Musik terus berdentum dan Rachel tidak terlalu memperhatikan ucapan lelaki itu yang sepertinya tengah memperkenalkan diri. Ia menyelinap ke bagian lain diskotik, mengikuti permainan seru ala tukang adu nasib yang menghambur-hamburkan uang. Setelah lelah, Rachel pun keluar dari tempat khusus orang dewasa itu.
"Andai aku amnesia dan aku lupa semua takdir hidupku, pasti aku sangat bahagia. Hidup memang sangat seru jika saja aku bukan makhluk terkutuk," racau Rachel.

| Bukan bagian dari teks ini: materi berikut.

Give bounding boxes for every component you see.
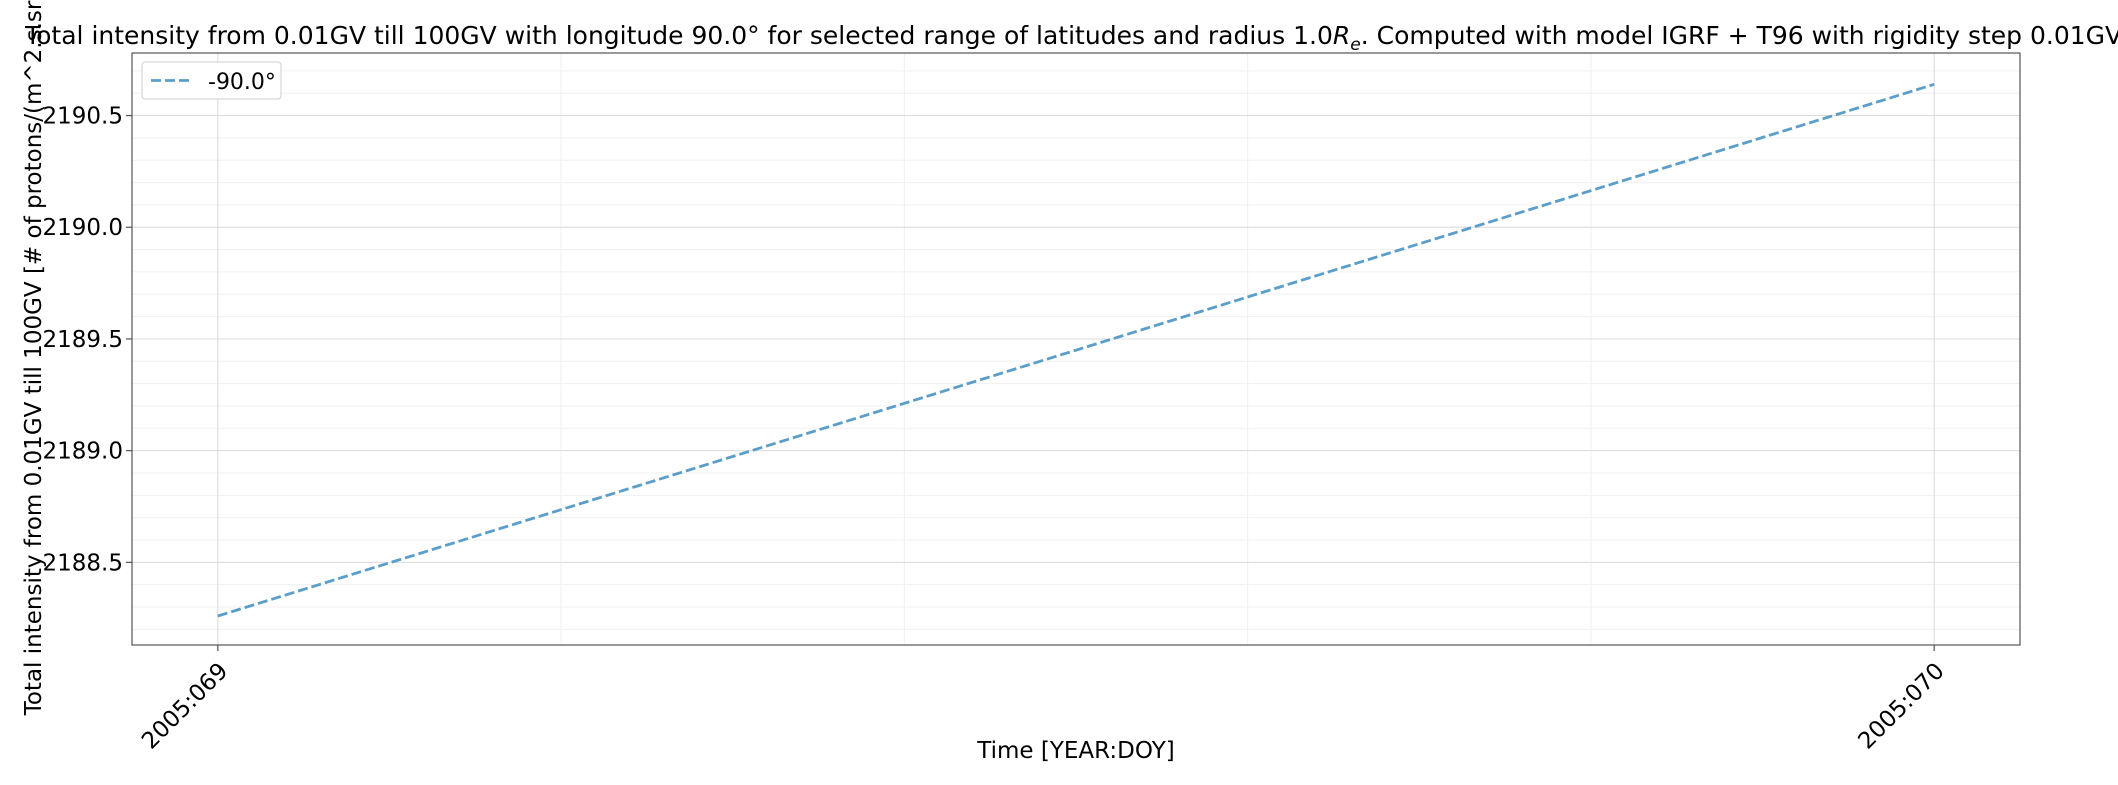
y-tick-label: 2190.0 <box>43 215 123 241</box>
chart-title-after: . Computed with model IGRF + T96 with ri… <box>1361 21 2118 50</box>
series-line-0 <box>217 82 1935 618</box>
chart-title-before: Total intensity from 0.01GV till 100GV w… <box>24 21 1333 50</box>
chart-title-symbol: R <box>1333 21 1350 50</box>
y-tick-label: 2188.5 <box>43 550 123 576</box>
x-axis-label: Time [YEAR:DOY] <box>976 738 1175 764</box>
major-grid <box>132 53 2020 645</box>
y-axis: 2188.5 2189.0 2189.5 2190.0 2190.5 <box>43 104 132 576</box>
plot-frame <box>131 52 2021 646</box>
legend-box <box>141 61 282 100</box>
x-tick-label: 2005:070 <box>1853 658 1949 754</box>
series-layer <box>217 82 1935 618</box>
x-tick-label: 2005:069 <box>137 658 233 754</box>
y-tick-label: 2190.5 <box>43 104 123 130</box>
legend: -90.0° <box>141 61 282 100</box>
y-tick-label: 2189.0 <box>43 439 123 465</box>
y-tick-label: 2189.5 <box>43 327 123 353</box>
y-axis-label: Total intensity from 0.01GV till 100GV [… <box>21 0 47 716</box>
chart-title: Total intensity from 0.01GV till 100GV w… <box>24 21 2118 55</box>
legend-series-label: -90.0° <box>208 70 276 95</box>
chart-title-subscript: e <box>1350 35 1360 55</box>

Ia melambaikan tangan di halte pinggir jalan, menghentikan bus kota yang tengah melaju di tengah keremangan kota yang tak pernah siang. Orang-orang di dekatnya menghindar. Bukan hanya aroma alkohol yang menyeruak dari mulut gadis itu tetapi juga aura khas yang membuat manusia biasa refleks mundur. Mungkin gadis sialan yang kini menjadi kekasih Danique benar bahwa Ia adalah monster, penyihir.
"Turun di sini, Nona," ucap kondektur bus karena uang tunai yang Rachel sodorkan hanya cukup untuk perjalanan beberapa kilometer. Itupun penukaran dalam jumlah kecil ketika Ia sedang mempersiapkan kepindahannya.
Halte tempat pemberhentian selanjutnya tepat berada di depan sebuah mall besar. Lampu-lampu di dalamnya begitu terang sehingga mengundang orang untuk memasukinya.
"Aku akan melihat mode baju terbaru di sini," batin Rachel.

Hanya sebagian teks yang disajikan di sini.